Arts & Leisure

A brewer helps maintain the Long Trail

EMPLOYEES FROM ATHLETIC Brewing Co. regularly improve outdoor recreation areas as part of their corporate mission. Recently the company, founded by a Middlebury College grad, committed to work on the Long Trail in Vermont.

At one point, Bill said, ‘I have to go run up a mountain right now,’ so … we share a lot of the same values.
— Mike Debonis, GMC executive director

A big donation to the Green Mountain Club by a company founded by 2005 Middlebury College graduate Bill Shufelt will help the club maintain the historic Long Trail.
Athletic Brewing Company recently joined the list of Green Mountain Club corporate sponsors with a $15,000 donation and a commitment to support maintenance of the trail that stretches 272 miles from the Massachusetts border to the Quebec border. The Long Trail, established in 1910, is the country’s oldest long-distance hiking trail.
The donation will also help shore up the Long Trail Patrol, the crew that maintains damaged and worn sections of the trail, by relieving costs of materials and labor. 
Shufelt said the donation is keeping in line with Athletic Brewing Company’s active and health-based mission. 
“We only get one chance at this world, and we want to make sure it’s here for generations to come,” said Shufelt, explaining the motivation behind the donation
Athletic, based in Stratford, Conn., brews non-alcoholic beer.
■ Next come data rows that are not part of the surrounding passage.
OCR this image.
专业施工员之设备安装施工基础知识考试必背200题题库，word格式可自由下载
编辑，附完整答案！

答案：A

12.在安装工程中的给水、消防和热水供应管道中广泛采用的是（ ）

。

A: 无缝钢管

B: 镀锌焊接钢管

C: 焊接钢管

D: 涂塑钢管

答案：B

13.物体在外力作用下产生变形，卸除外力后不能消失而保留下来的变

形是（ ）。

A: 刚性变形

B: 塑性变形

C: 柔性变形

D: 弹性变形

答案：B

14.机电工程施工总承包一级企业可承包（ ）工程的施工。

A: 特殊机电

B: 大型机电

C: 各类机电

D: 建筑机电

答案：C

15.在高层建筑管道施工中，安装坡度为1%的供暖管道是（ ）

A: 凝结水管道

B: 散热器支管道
The GMC donation is part of a larger company initiative to protect outdoor spaces, known as Two for the Trails. 
The program gets its name from a saying Shufelt would use to describe how many items he could carry when trail running without a day pack — two: one in each hand. It denotes the company’s commitment to donate 2% of all sales to trail and park cleanup. This year to date, Athletic Brewing Co. has donated $140,000 through Two for the Trails, including larger corporate partnerships like ones with GMC and the Appalachian Mountain Club, as well as smaller donations to state and municipal parks. Members of the Athletic team often do trail maintenance as part of the donation, returning to volunteer annually. 
“It’s about the health of our community and protecting our environment,” said Shufelt, who grew up hiking and skiing in Vermont and attended Middlebury College. According to Shufelt, Two for the Trails has been core to the company’s mission of promoting healthy, social activity since its inception in 2018. 
“As I was getting closer to 30, I realized how the food and fuel I was putting into my body really affected my performance and my mindfulness,” said Shufelt. “I realized that drinking was inconsistent with the other areas of my life and saw this opportunity to have a positive impact on the community.”
In fact, almost 15 million American adults suffer from alcohol use disorder. With this in mind, Shufelt founded Athletic Brewing Co. as a way to “make drinking not synonymous with drinking alcohol.” 
Shufelt’s emphasis on promoting a healthy lifestyle resonated with Mike Debonis, a Middlebury native who serves as the executive director of the GMC. 
“When Athletic reached out to us, it felt like a particularly good fit,” said Debonis. “The foundation of their company and their connection to outdoor resources aligned with the mission of the club.”
Debonis continued to explain a phone call he had with Shufelt when setting up the partnership. “At one point, Bill said, ‘I have to go run up a mountain right now,’ so, it’s part of his background, too, and we share a lot of the same values.”
Debonis was also struck by Athletic’s commitment to trail maintenance. “The volunteerism element is huge for us. There’s so much work and we have limited staff, so being able to count on these service trips from businesses that can go out and do a couple days work with their staff is crucial.” 
Trail maintenance often includes building infrastructure such as hardening trail or bridges, installing wood planking or guide rails and ropes, or making steps on the trail. 
This work is especially critical given the uptick in trail use that the Long Trail has seen since the beginning of the coronavirus pandemic. According to Debonis, the system saw “unprecedented use” this spring, when numbers are usually at their lowest due to mud season. 
“Folks are more connected with their local trails,” Debonis said. “People are healthier; they’re getting out and experiencing the outdoors, and hopefully, that will convert to long-term activity and stewardship.” 
However, the increase in use also requires an increased maintenance, which has been difficult to drum up during the pandemic. For example, Athletic staffers have had to postpone their plans to volunteer for the Long Trail Patrol until the fall, due to travel restrictions. 
For Shufelt and the rest of the Athletic team this is something to look forward to. 
“We’re very excited to work with the GMC. They’re an organization that we’ve had a lot of heart for for a long time, so we’re excited to give back by getting out into the world to have some fun and do some good.”